M.Y, bu arada, sanık sandalyesindeki Mahir Kılıç'a, "Kafanı çevir ve pencereden dışarıya bak. Dışarıda cıvıl cıvıl bir hayat var. Ama sen benim annemi öldürdün" diye konuştu.
Şahitlerin de dinlendiği duruşma, eksikliklerin tamamlanması için ileri tarihe ertelendi.
14 Kasım 2006 tarihinde Kırmızı Toprak Mahallesi Basın Şehitleri Caddesi üzerinde yol ortasına terk edilen ve üzerine sahte plaka takılan 26 NF 325 plakalı çalıntı otomobilin bagajında, "Yanlış yapma kopartırım demiştim, yalnızca sözümün eri oldum. Allah'a emanet ol.

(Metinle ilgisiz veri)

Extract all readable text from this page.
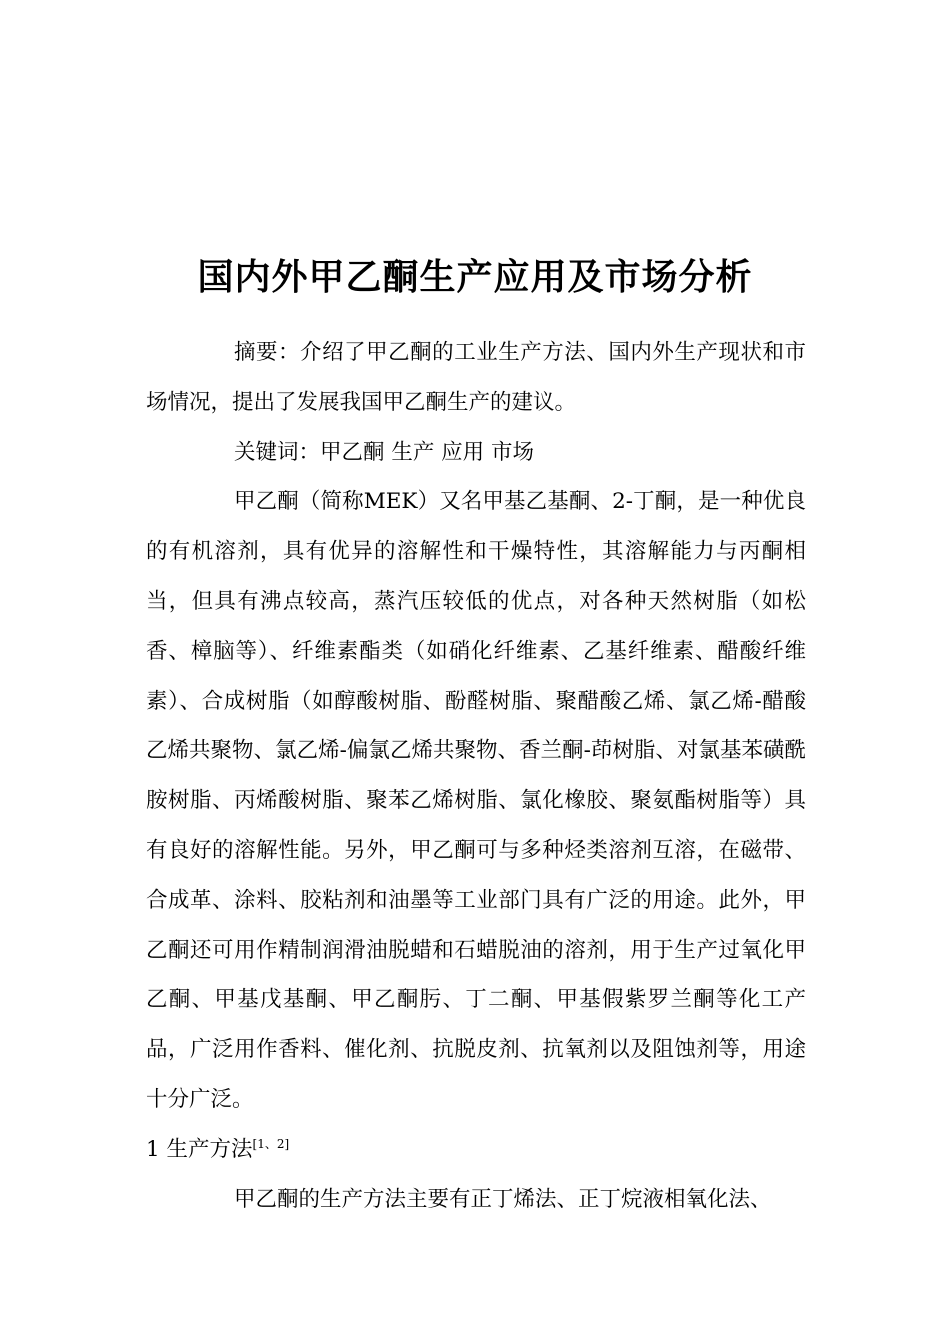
国内外甲乙酮生产应用及市场分析

摘要：介绍了甲乙酮的工业生产方法、国内外生产现状和市场情况，提出了发展我国甲乙酮生产的建议。

关键词：甲乙酮 生产 应用 市场

甲乙酮（简称MEK）又名甲基乙基酮、2-丁酮，是一种优良的有机溶剂，具有优异的溶解性和干燥特性，其溶解能力与丙酮相当，但具有沸点较高，蒸汽压较低的优点，对各种天然树脂（如松香、樟脑等）、纤维素酯类（如硝化纤维素、乙基纤维素、醋酸纤维素）、合成树脂（如醇酸树脂、酚醛树脂、聚醋酸乙烯、氯乙烯-醋酸乙烯共聚物、氯乙烯-偏氯乙烯共聚物、香兰酮-茚树脂、对氯基苯磺酰胺树脂、丙烯酸树脂、聚苯乙烯树脂、氯化橡胶、聚氨酯树脂等）具有良好的溶解性能。另外，甲乙酮可与多种烃类溶剂互溶，在磁带、合成革、涂料、胶粘剂和油墨等工业部门具有广泛的用途。此外，甲乙酮还可用作精制润滑油脱蜡和石蜡脱油的溶剂，用于生产过氧化甲乙酮、甲基戊基酮、甲乙酮肟、丁二酮、甲基假紫罗兰酮等化工产品，广泛用作香料、催化剂、抗脱皮剂、抗氧剂以及阻蚀剂等，用途十分广泛。

1 生产方法[1、2]

甲乙酮的生产方法主要有正丁烯法、正丁烷液相氧化法、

Mahir Kılıç" yazılı not ile birlikte 7 yerinden bıçaklanarak öldürülen Sevim Yalçınkaya'nın (27) cesedi bulunmuştu. 21 ayrı suçtan arandığı ortaya çıkan katil zanlısı Kılıç, 9 gün sonra çalıntı otomobille kaçarken kovalamaca sonunda yakalanarak tutuklanmıştı.